Assessments of background insect diversity were performed bi-monthly using blue vane traps (with a 64 oz vessel) and white, yellow, and blue 3.25 oz bowl traps (NHSSI, Upper Marlboro, MD). Vane traps were mounted 1 m off the ground and bowl traps were elevated to the level of vegetation using adjustable supports75. Two sets of each style of trap were mounted opposite each other at the perimeter of the research plot at each site. Traps were filled with soapy water and left for 24 h on days with low wind and little chance of rain. Specimens were extracted using a nylon strainer, suspended in 70% ethanol, and stored in plastic sample bags (Whirl–Pak, Madison, WI). Specimens were washed, dried, and pinned in the lab and Anthophila species were identified by S. Droege.

Floral area estimation

Each week, we photographed plant replicates from above while holding a measuring stick at the crown of the foliage. Photos were processed in Photoshop (Adobe 18.1.1) by setting a unique value for pixel number/cm on the measuring stick and selecting all pixels with open flowers to calculate bloom area cm2.

Quantitative analysis

Abundance

All statistical analyses were performed in R 3.6.176. A generalized linear nixed effects model (GLMM) fit to a Poisson distribution was used to model the effects of predictor variables on the response variable ‘total visitor abundance’ from field observations (see Supplementary Material for model). All observations on plants with a floral display area smaller that 5 cm2 were omitted and observations on N. faassennii ‘Little Titch’ and S. nemarosa ‘Blue Marvel’ were excluded from analyses due to poor plant growth and low replication. The model was selected based on AIC and residuals. The estimated marginal mean value for each cultivar was extracted using the ‘emmeans’ package77 and pairwise comparisons of interaction effects were calculated using a Tukey post-hoc adjustment.

The proportional abundance of visitors by functional group was calculated by Averaging replicates across cultivars. Visitation by bee taxa from snapshot collections across the season were estimated by averaging the sum visitors/bee family/week/replicate across cultivars.

Effect of landscape variables

The sum abundance and inverse Simpson’s Diversity (1/D) of bee specimens from the snapshot collections was calculated for each plant replicate with a floral area greater than zero for each collection event using the ‘Vegan’ package78. These values were standardized by dividing by floral area to calculate diversity or abundance of visitors/cm2/5 min. Visitor abundance and diversity rates for each cultivar were tested for correlation with 1/D of bee samples from traps and the 1/D of the background plant surveys using the Pearson's correlation coefficient. 1/D of bee specimens collected in traps was tested for correlation with background plant 1/D using a Pearson's correlation coefficient and were compared between sites using a one-way ANOVA.

Floral area

The relationship between non-zero floral area and bee visitor abundance and diversity from each snapshot collection event was visualized using a ‘loess’ regression for cultivars and a second order polynomial linear model for genera in the ‘ggplot2’ package79 (Fig. 6). Correlation between bee visitor 1/D and abundance (from snapshot samples) and floral display area was estimated for each cultivar across years and sites using a Pearson's correlation coefficient.

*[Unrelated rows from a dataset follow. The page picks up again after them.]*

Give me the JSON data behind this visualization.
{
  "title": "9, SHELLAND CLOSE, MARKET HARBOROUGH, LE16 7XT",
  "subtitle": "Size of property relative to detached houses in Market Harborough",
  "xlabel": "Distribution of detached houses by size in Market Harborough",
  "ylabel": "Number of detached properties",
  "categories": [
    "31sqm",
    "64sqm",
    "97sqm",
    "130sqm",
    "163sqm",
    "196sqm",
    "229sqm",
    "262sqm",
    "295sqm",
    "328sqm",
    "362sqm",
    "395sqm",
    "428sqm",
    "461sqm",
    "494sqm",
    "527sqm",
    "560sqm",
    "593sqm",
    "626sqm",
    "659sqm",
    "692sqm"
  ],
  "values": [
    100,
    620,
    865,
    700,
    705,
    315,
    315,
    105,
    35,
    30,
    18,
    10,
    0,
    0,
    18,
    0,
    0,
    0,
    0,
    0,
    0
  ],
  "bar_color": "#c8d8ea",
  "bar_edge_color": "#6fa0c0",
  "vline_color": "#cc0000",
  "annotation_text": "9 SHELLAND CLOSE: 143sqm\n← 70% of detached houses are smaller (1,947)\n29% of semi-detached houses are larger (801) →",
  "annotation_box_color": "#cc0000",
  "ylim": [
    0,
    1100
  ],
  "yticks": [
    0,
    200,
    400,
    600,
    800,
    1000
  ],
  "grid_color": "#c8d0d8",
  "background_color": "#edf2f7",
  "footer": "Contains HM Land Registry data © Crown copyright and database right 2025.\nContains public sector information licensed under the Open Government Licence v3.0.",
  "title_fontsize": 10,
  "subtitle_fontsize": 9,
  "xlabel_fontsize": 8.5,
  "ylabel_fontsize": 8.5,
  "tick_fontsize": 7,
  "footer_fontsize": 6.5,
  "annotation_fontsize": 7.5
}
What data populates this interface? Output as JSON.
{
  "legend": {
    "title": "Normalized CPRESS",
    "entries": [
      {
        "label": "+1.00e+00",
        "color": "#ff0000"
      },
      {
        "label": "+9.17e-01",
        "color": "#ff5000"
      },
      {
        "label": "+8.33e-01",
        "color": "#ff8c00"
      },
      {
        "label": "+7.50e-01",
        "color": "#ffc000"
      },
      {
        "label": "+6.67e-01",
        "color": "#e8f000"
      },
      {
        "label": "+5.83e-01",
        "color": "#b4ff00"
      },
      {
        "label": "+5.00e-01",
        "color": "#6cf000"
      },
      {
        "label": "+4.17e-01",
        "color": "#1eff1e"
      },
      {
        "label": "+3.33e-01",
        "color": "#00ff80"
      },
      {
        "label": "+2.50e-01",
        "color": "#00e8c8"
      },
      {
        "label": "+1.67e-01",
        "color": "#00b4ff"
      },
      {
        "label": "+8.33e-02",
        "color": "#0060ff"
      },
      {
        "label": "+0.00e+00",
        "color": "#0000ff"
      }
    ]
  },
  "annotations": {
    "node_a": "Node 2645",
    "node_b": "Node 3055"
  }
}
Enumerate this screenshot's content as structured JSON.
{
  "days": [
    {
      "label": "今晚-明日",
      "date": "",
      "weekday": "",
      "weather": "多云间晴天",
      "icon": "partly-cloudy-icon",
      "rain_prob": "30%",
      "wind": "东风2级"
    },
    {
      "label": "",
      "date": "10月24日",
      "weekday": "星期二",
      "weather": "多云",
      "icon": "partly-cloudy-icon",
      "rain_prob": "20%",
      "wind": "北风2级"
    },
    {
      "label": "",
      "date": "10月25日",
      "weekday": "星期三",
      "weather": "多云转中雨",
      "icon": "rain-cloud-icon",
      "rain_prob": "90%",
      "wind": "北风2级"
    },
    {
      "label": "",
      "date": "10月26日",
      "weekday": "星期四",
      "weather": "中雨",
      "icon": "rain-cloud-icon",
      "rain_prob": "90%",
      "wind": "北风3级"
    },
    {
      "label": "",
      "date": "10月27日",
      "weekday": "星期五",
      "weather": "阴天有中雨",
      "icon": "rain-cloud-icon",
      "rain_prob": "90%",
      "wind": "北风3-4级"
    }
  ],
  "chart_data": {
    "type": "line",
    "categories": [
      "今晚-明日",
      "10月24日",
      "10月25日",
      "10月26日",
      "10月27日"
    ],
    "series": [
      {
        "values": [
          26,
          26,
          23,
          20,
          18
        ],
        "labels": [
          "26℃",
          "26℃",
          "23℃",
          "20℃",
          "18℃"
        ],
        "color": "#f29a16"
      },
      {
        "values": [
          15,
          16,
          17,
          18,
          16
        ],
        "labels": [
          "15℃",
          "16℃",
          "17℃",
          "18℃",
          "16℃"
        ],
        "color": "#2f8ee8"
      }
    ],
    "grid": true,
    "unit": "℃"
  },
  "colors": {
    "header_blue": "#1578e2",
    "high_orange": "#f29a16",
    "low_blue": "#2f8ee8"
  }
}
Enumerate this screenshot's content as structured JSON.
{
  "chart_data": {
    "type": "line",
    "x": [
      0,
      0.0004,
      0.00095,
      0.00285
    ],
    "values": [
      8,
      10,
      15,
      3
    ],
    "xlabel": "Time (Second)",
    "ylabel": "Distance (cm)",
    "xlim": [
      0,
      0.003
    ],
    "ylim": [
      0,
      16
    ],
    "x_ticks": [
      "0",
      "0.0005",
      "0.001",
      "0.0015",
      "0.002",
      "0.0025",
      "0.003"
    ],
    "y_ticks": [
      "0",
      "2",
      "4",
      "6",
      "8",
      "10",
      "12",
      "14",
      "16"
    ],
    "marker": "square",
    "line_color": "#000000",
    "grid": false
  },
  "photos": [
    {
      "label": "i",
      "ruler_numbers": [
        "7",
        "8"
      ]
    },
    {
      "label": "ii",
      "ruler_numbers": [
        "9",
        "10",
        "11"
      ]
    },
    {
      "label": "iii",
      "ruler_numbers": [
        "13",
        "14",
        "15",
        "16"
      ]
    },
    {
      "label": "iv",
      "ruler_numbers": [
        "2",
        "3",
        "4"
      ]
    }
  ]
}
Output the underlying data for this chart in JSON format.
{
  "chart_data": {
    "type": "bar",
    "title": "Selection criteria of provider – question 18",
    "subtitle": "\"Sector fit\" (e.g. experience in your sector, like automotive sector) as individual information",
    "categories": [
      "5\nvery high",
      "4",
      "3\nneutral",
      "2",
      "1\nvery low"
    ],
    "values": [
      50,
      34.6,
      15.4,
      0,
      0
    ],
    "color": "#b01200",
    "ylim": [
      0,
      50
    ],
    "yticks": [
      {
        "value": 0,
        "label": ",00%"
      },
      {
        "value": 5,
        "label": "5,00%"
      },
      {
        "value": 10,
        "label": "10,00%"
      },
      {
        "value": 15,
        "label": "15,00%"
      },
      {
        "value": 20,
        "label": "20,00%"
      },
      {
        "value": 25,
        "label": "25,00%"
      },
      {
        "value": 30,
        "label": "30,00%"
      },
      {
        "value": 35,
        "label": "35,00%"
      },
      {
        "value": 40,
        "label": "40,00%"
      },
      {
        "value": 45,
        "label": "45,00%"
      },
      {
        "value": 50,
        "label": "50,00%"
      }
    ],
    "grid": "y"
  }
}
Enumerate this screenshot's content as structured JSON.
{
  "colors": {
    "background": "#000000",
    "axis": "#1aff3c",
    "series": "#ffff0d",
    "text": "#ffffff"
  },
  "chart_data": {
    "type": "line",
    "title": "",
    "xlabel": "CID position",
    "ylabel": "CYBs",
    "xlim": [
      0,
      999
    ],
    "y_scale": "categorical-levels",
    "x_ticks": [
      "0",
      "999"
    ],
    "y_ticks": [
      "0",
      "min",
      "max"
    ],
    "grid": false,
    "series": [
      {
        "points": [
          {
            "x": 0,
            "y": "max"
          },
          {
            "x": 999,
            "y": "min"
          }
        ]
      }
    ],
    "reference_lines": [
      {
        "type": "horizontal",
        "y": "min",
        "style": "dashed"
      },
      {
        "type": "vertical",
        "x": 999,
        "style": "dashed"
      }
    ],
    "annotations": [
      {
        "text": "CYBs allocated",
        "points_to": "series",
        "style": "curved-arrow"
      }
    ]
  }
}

Plant–pollinator network properties

Nested rank (NR) and normalized degree (ND) of the summed interactions between bee species from snapshot collections and cultivars, and network level properties of hypothetical subsets of cultivars were analyzed using the ‘bipartite’ package in R46. Correlation between NR, ND and non-zero floral area was tested using a Pearson's Correlation Coefficient.